Owners of high value kiwifruit orchards will be the biggest rates losers in the coming year, forking out an extra $10,000.
While the average annual rate rise in the Opotiki district is forecast to be 4.25 percent – down from the 5.06 percent originally signalled – the actual increase varies significantly depending on location and property type.
The big winners are the owners of coastal properties at Te Kaha who can expect an average decrease of 13 percent and rural residential property owners whose rates will drop 8 percent.
Kiwifruit orchardists with properties valued at more than $9.3 million are the biggest losers with their rates due to rise 55 percent, increasing from $20,000 a year to $31,000.
Most properties in Opotiki increased significantly at the last triennial valuation with residential properties increasing by an average of 34 percent, commercial by 32 percent and rural properties such as dairy, pastoral and horticultural by 16, 18 and 70 percent respectively.
Opotiki ranked third in the North Island for year-on-year growth and had the highest growth of 11 percent in the last quarter of 2019.
The properties most affected by the combined increase in rateable value and the council’s proposed rate increase are kiwifruit orchards, rural non-residential properties and higher value town properties.
While many Opotiki residential property owners can expect an average increase of 4.33 percent, equating to $92 a year, the rates on properties at Hukutaia/Woodlands will increase by 10.33 percent or $260 per year.
At Ohiwa, coastal property owners will see their rates go up on average 6 percent.
Rates on kiwifruit properties will increase from 46 to 55 percent or between $7100 and $10,000 a year.
The council only received five submissions on its 2020-21 annual plan in which it signalled the average rate rise of 4.25 percent, down from the anticipated 5.06 percent thanks to a reduction of the uniform annual general charge.
Finance and corporate group services manager Bevan Gray told Monday’s risk and assurance committee that there had been very little feedback on the plan and nothing related to any financial hardship the community might be facing.
“If we are not receiving feedback, does that mean it is generally accepted?” he questioned.
Independent chairwoman Arihia Tuoro queried whether this level of engagement was typical of the Opotiki community or whether it reflected the stress of the Covid-19 lockdown.
Chief executive Aileen Lawrie said when she began at the council a decade ago, it received 100 submissions in one day on its long-term plan.

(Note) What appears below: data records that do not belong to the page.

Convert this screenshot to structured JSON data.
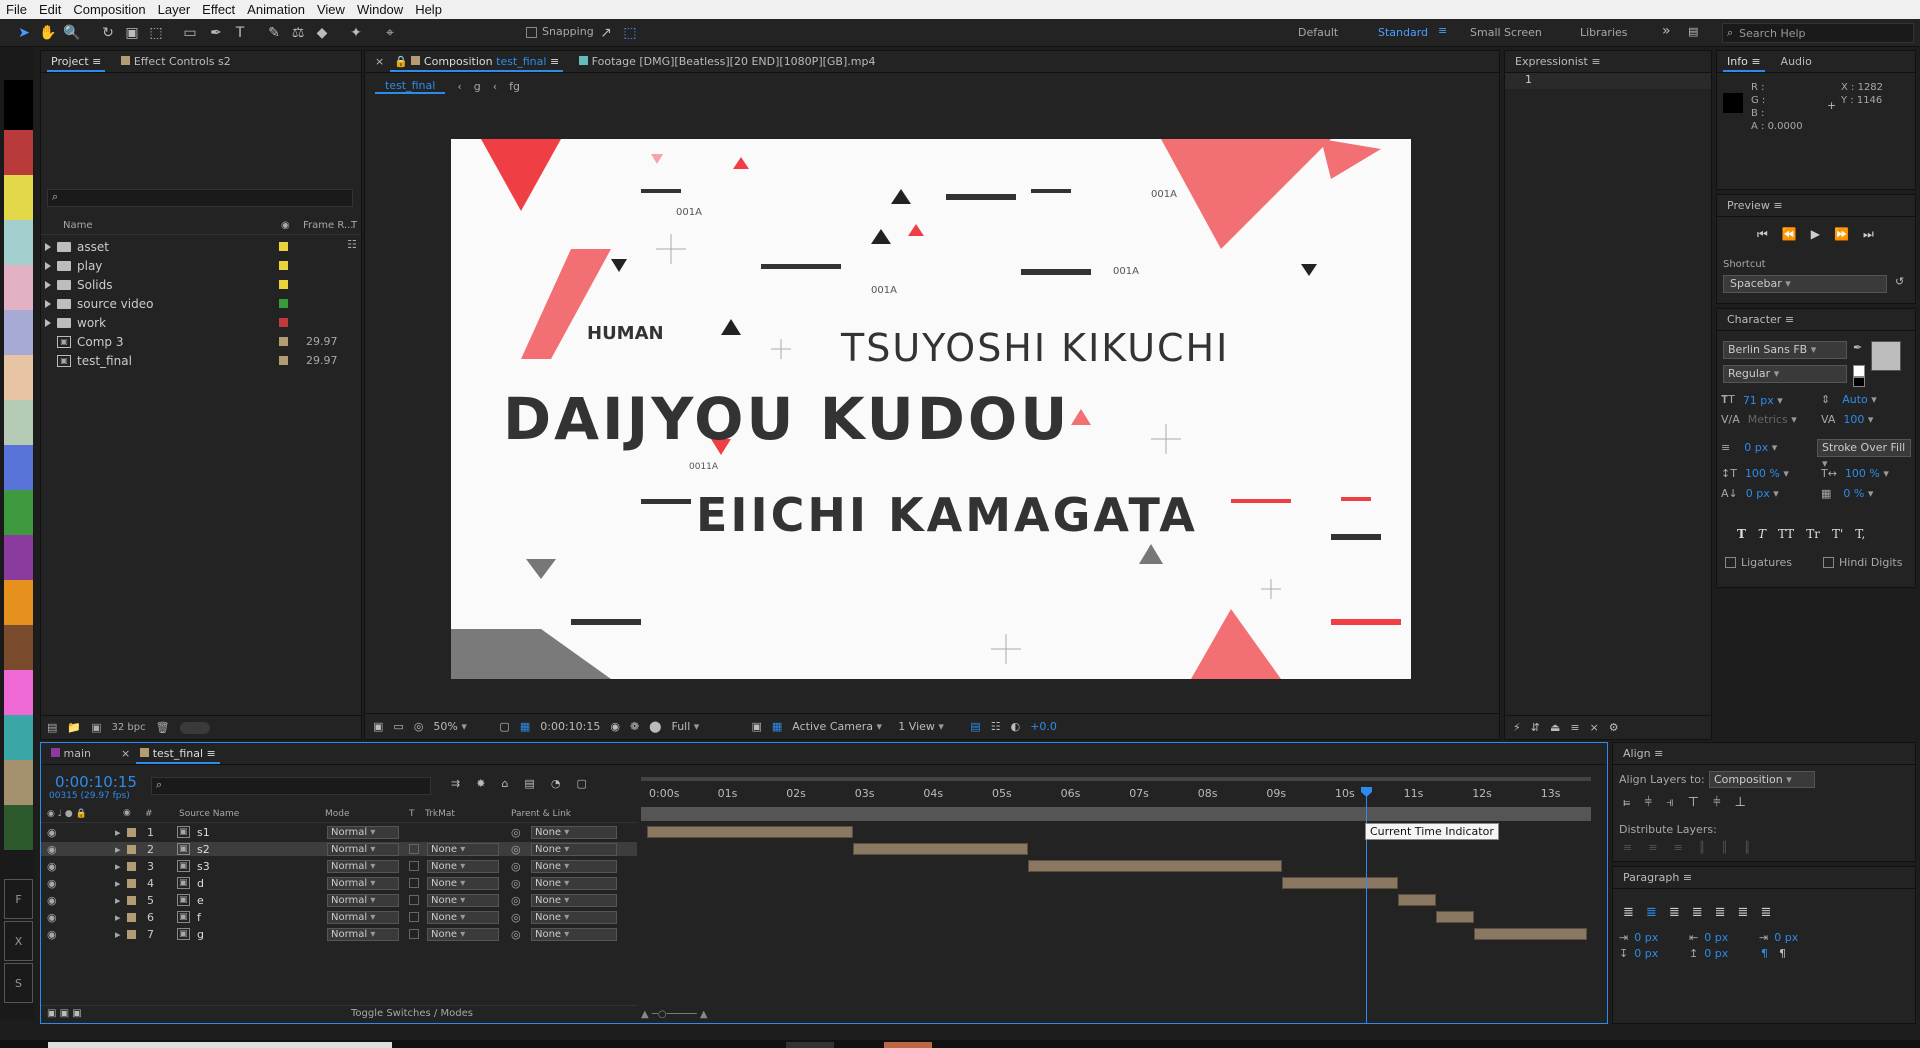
{
  "menu": [
    "File",
    "Edit",
    "Composition",
    "Layer",
    "Effect",
    "Animation",
    "View",
    "Window",
    "Help"
  ],
  "toolbar": {
    "snapping": "Snapping",
    "workspaces": [
      "Default",
      "Standard",
      "Small Screen",
      "Libraries"
    ],
    "search_placeholder": "Search Help"
  },
  "project": {
    "tabs": [
      "Project",
      "Effect Controls s2"
    ],
    "columns": [
      "Name",
      "Frame R...",
      "T"
    ],
    "items": [
      {
        "name": "asset",
        "type": "folder",
        "color": "#e8d33b",
        "rate": ""
      },
      {
        "name": "play",
        "type": "folder",
        "color": "#e8d33b",
        "rate": ""
      },
      {
        "name": "Solids",
        "type": "folder",
        "color": "#e8d33b",
        "rate": ""
      },
      {
        "name": "source video",
        "type": "folder",
        "color": "#3a9a3a",
        "rate": ""
      },
      {
        "name": "work",
        "type": "folder",
        "color": "#c33a3a",
        "rate": ""
      },
      {
        "name": "Comp 3",
        "type": "comp",
        "color": "#b39b73",
        "rate": "29.97"
      },
      {
        "name": "test_final",
        "type": "comp",
        "color": "#b39b73",
        "rate": "29.97"
      }
    ],
    "bpc": "32 bpc"
  },
  "composition": {
    "tab_prefix": "Composition",
    "tab_name": "test_final",
    "footage_tab": "Footage  [DMG][Beatless][20 END][1080P][GB].mp4",
    "breadcrumb": [
      "test_final",
      "g",
      "fg"
    ],
    "canvas": {
      "human": "HUMAN",
      "name1": "TSUYOSHI KIKUCHI",
      "name2": "DAIJYOU KUDOU",
      "name3": "EIICHI KAMAGATA",
      "codes": [
        "001A",
        "001A",
        "001A",
        "001A",
        "0011A"
      ]
    },
    "footer": {
      "zoom": "50%",
      "time": "0:00:10:15",
      "resolution": "Full",
      "camera": "Active Camera",
      "views": "1 View",
      "exposure": "+0.0"
    }
  },
  "expressionist": {
    "title": "Expressionist",
    "line": "1"
  },
  "info": {
    "tabs": [
      "Info",
      "Audio"
    ],
    "r": "R :",
    "g": "G :",
    "b": "B :",
    "a": "A : 0.0000",
    "x": "X : 1282",
    "y": "Y : 1146"
  },
  "preview": {
    "title": "Preview",
    "shortcut_label": "Shortcut",
    "shortcut": "Spacebar"
  },
  "character": {
    "title": "Character",
    "font": "Berlin Sans FB",
    "style": "Regular",
    "size": "71 px",
    "leading": "Auto",
    "kerning": "Metrics",
    "tracking": "100",
    "stroke": "0 px",
    "stroke_mode": "Stroke Over Fill",
    "vscale": "100 %",
    "hscale": "100 %",
    "baseline": "0 px",
    "tsume": "0 %",
    "styles": [
      "T",
      "T",
      "TT",
      "Tr",
      "T'",
      "T,"
    ],
    "ligatures": "Ligatures",
    "hindi": "Hindi Digits"
  },
  "timeline": {
    "tabs": [
      "main",
      "test_final"
    ],
    "timecode": "0:00:10:15",
    "frames": "00315 (29.97 fps)",
    "columns": [
      "#",
      "Source Name",
      "Mode",
      "T",
      "TrkMat",
      "Parent & Link"
    ],
    "layers": [
      {
        "n": "1",
        "name": "s1",
        "mode": "Normal",
        "trk": "",
        "parent": "None"
      },
      {
        "n": "2",
        "name": "s2",
        "mode": "Normal",
        "trk": "None",
        "parent": "None"
      },
      {
        "n": "3",
        "name": "s3",
        "mode": "Normal",
        "trk": "None",
        "parent": "None"
      },
      {
        "n": "4",
        "name": "d",
        "mode": "Normal",
        "trk": "None",
        "parent": "None"
      },
      {
        "n": "5",
        "name": "e",
        "mode": "Normal",
        "trk": "None",
        "parent": "None"
      },
      {
        "n": "6",
        "name": "f",
        "mode": "Normal",
        "trk": "None",
        "parent": "None"
      },
      {
        "n": "7",
        "name": "g",
        "mode": "Normal",
        "trk": "None",
        "parent": "None"
      }
    ],
    "ruler": [
      "0:00s",
      "01s",
      "02s",
      "03s",
      "04s",
      "05s",
      "06s",
      "07s",
      "08s",
      "09s",
      "10s",
      "11s",
      "12s",
      "13s"
    ],
    "tooltip": "Current Time Indicator",
    "toggle": "Toggle Switches / Modes"
  },
  "align": {
    "title": "Align",
    "align_to_label": "Align Layers to:",
    "align_to": "Composition",
    "distribute": "Distribute Layers:"
  },
  "paragraph": {
    "title": "Paragraph",
    "indent": "0 px",
    "space": "0 px"
  }
}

But since the law change requiring councils to consult on their long term plans every three years, there had been fewer and fewer submissions.
“It follows the general trend, which is unrelated to Covid-19,” she said.
Ms Lawrie said 10 years ago there would be a massive document produced once a year and everyone would save up their comments for that.
Nowadays there was much more “in the moment” consultation, online or at the council’s pop up shops.
Mr Gray said typically the council would only receive a lot of feedback if it was considering something outside the norm.
To save time and money, the council is not undertaking a special consultative procedure before adopting the annual plan, but Mr Gray said community feedback was still important.
“We would welcome any further feedback the community would like to provide between now and the adoption of the plan on June 30,” he said.
The final instalment of 2019-20 rates are due on Friday and he said this could provide some insight into whether the community was experiencing financial hardship because of Covid-19.
A significant shift in non-payment would indicate an affordability issue.
Mr Gray said the council had asked for people who were struggling to get in touch, but it had not received any calls to date.